Projector/Conjector, as can by now probably be appreciated, is a spectacularly odd performance. Its creator, Mamoru Iriguchi, seems to have an endearing fascination with artificial worlds, happily pulling together arcade games and reflexive performance, ballet with graphic cygnet abortion. At points it feels like one is watching the lighter side of the technophilia from Warren Ellis’s Transmetropolitan dramatised for the Ceefax generation, particularly during the moment his sweet characters fornicate to a backdrop of bitmap art. It’s definitely the product of a joyously exuberant mind.

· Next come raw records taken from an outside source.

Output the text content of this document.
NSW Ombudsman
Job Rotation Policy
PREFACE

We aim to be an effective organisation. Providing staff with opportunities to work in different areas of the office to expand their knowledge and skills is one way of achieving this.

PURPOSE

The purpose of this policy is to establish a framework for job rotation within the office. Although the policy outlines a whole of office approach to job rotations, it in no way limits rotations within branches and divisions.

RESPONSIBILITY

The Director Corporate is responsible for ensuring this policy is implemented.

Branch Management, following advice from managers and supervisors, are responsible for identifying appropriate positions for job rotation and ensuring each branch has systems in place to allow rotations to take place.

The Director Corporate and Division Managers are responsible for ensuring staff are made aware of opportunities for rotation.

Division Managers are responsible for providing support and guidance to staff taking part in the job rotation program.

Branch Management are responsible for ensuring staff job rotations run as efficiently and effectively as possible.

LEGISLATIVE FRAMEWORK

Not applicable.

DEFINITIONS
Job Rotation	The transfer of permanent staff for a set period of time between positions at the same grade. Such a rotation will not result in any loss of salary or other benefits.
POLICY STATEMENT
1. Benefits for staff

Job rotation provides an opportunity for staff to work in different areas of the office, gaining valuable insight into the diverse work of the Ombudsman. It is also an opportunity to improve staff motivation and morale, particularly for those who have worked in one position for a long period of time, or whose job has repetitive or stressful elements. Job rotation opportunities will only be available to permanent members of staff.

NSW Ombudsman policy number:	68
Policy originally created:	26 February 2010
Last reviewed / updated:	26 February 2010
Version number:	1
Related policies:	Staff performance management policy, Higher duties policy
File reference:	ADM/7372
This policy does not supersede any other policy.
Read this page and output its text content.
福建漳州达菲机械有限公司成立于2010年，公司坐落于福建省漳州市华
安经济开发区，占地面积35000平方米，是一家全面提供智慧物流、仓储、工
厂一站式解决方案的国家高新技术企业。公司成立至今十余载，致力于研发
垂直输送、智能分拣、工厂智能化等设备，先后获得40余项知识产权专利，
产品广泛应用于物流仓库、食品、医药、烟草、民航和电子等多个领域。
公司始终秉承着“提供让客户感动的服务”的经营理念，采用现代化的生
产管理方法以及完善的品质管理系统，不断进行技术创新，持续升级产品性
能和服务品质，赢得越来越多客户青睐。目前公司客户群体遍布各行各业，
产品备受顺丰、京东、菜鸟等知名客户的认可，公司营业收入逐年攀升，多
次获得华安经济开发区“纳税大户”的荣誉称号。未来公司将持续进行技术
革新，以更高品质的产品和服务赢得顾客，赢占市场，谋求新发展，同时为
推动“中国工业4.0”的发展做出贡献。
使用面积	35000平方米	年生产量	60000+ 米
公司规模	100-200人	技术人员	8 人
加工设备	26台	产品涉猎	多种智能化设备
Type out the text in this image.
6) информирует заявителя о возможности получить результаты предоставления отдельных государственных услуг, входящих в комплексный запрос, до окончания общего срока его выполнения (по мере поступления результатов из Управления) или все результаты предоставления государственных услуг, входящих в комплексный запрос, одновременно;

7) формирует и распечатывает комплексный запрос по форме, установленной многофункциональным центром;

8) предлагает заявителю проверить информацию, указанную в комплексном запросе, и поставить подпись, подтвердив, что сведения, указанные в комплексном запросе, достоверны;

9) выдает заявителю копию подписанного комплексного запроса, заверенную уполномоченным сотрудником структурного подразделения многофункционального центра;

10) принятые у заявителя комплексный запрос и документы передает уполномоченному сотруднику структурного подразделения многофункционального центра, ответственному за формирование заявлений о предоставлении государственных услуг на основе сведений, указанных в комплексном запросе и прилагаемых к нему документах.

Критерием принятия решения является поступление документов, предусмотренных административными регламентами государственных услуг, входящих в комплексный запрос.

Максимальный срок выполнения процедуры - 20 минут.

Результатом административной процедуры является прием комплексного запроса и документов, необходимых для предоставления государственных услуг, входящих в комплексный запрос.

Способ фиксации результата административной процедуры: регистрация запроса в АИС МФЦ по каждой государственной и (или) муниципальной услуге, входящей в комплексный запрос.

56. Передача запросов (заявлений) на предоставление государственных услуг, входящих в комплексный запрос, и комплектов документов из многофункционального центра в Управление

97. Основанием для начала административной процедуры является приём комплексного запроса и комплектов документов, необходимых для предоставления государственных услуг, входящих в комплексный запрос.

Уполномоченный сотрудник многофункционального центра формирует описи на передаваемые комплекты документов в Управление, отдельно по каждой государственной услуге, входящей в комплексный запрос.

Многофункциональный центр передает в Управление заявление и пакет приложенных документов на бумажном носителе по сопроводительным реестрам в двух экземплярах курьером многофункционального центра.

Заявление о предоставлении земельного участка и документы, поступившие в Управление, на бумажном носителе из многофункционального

Perhaps the most endearing thing about Projector/Conjector however is how light and playful it feels. Wandering skilfully through his rather obtuse imagination, Iriguchi and his co-star traipse around the stage with such ease that you can almost forget the fact that the heavy equipment balanced precariously on top of their skulls must be exceedingly uncomfortable. In addition, despite its rather graphic portrayal or violent and sexual themes, the whole performance feels like such innocent good fun; at no point does the relationship between these two pieces of equipment seem anything but tender. The performance never takes itself too seriously, instead just enjoying the delightful tongue-in-cheek nature of its content. And frankly this makes it an absolute joy to watch.